На следующую ночь он унес зеркало из столовой. Потом микроволновку, кофейник, мешок с кастрюлями и сковородками. Ни в каких фильмах про зомби, хоть все их пересмотрите, не увидите, чтобы кто-нибудь, как мой папа, весь испятнанный кровью, в драном банном халате, перемазанным гноем, упаковывал кухонную утварь в большую наволочку с цветочным узором. Еще он снял фото с книжной полки — жутко несуразное, там мы все трое: папа, я и мама. Мне на фото восемь или девять, я в зеленой нейлоновой курточке и с длинными каштановыми хвостиками. Улыбаюсь во весь рот, и папа с мамой тоже. На таких фото приходится улыбаться. Фотограф заставляет, а если не хочешь, он чуть не колесом ходит, чтоб люди улыбались, словно у него ангел за левым плечом вдруг возник с горстью иголок для всех своих собратьев. У мамы на носу очки слишком большие. Папа во фланелевой клетчатой рубахе, рука такая крупная, сильная, обнял меня, будто защищая.
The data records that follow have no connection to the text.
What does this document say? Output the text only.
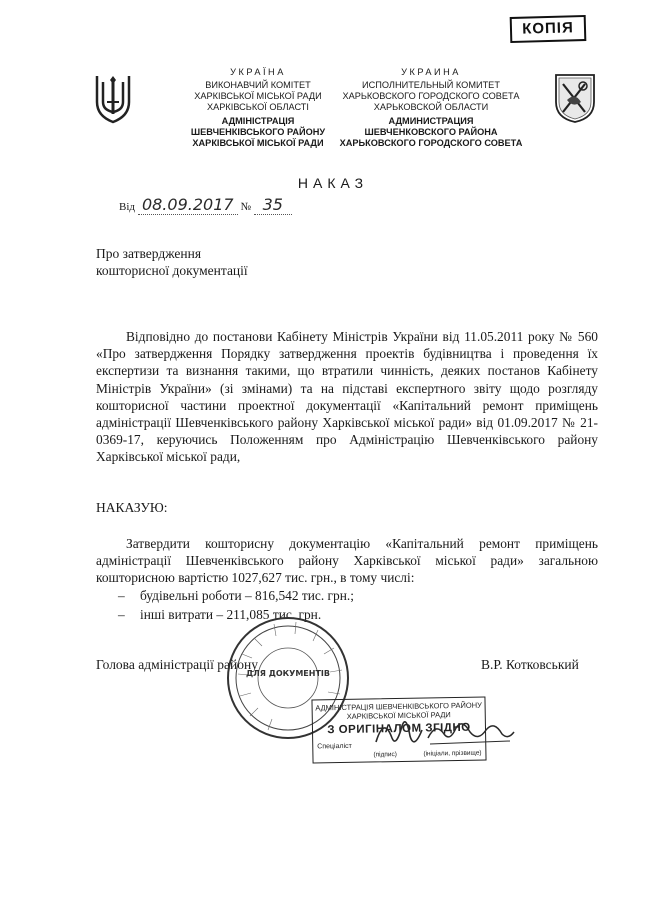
КОПІЯ
УКРАЇНА
ВИКОНАВЧИЙ КОМІТЕТ
ХАРКІВСЬКОЇ МІСЬКОЇ РАДИ
ХАРКІВСЬКОЇ ОБЛАСТІ
АДМІНІСТРАЦІЯ
ШЕВЧЕНКІВСЬКОГО РАЙОНУ
ХАРКІВСЬКОЇ МІСЬКОЇ РАДИ
УКРАИНА
ИСПОЛНИТЕЛЬНЫЙ КОМИТЕТ
ХАРЬКОВСКОГО ГОРОДСКОГО СОВЕТА
ХАРЬКОВСКОЙ ОБЛАСТИ
АДМИНИСТРАЦИЯ
ШЕВЧЕНКОВСКОГО РАЙОНА
ХАРЬКОВСКОГО ГОРОДСКОГО СОВЕТА
НАКАЗ
Від 08.09.2017 № 35
Про затвердження
кошторисної документації
Відповідно до постанови Кабінету Міністрів України від 11.05.2011 року № 560 «Про затвердження Порядку затвердження проектів будівництва і проведення їх експертизи та визнання такими, що втратили чинність, деяких постанов Кабінету Міністрів України» (зі змінами) та на підставі експертного звіту щодо розгляду кошторисної частини проектної документації «Капітальний ремонт приміщень адміністрації Шевченківського району Харківської міської ради» від 01.09.2017 № 21-0369-17, керуючись Положенням про Адміністрацію Шевченківського району Харківської міської ради,
НАКАЗУЮ:
Затвердити кошторисну документацію «Капітальний ремонт приміщень адміністрації Шевченківського району Харківської міської ради» загальною кошторисною вартістю 1027,627 тис. грн., в тому числі:
– будівельні роботи – 816,542 тис. грн.;
– інші витрати – 211,085 тис. грн.
Голова адміністрації району	В.Р. Котковський
ДЛЯ ДОКУМЕНТІВ
АДМІНІСТРАЦІЯ ШЕВЧЕНКІВСЬКОГО РАЙОНУ
ХАРКІВСЬКОЇ МІСЬКОЇ РАДИ
З ОРИГІНАЛОМ ЗГІДНО
Спеціаліст
(підпис)	(ініціали, прізвище)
Тогда я тайком пошла следом. Скрываться от папы не трудно — со слухом у него почти как с речью. Думаю, когда делаешься зомби, оно во многом вроде старости. В теле то одно отказывает, то другое или работает вкривь и вкось, говорить нормально не получается, слышишь плохо и злишься постоянно, потому что можешь все меньше, теряешь мир вокруг себя, и лучше уже не станет. Когда с одним человеком такое происходит — это трагедия. Когда происходит со всеми — это конец света.
В Огасте ночью по-настоящему темно. Уличные фонари либо перегорели, либо их разбили выстрелами. Трудно отыскать ночи темнее, чем в Огасте поздней осенью, когда снег еще не выпал. Небо слепое, беззвездное, и холодно очень. Никаких тебе родных до боли пятен оранжевого химического света — сплошной темный коридор пустой улицы. Никого, и лишь мой папа ковыляет, прижав фотографию к гноящейся груди. Сворачивает к центру города, суется туда и сюда, затем, наверное, тело вспоминает привычный маршрут, и папа пересекает Фрот-стрит. Я крадусь за ним мимо магазинов на набережной, мимо «Джава шэк», мимо пустых автостоянок у реки.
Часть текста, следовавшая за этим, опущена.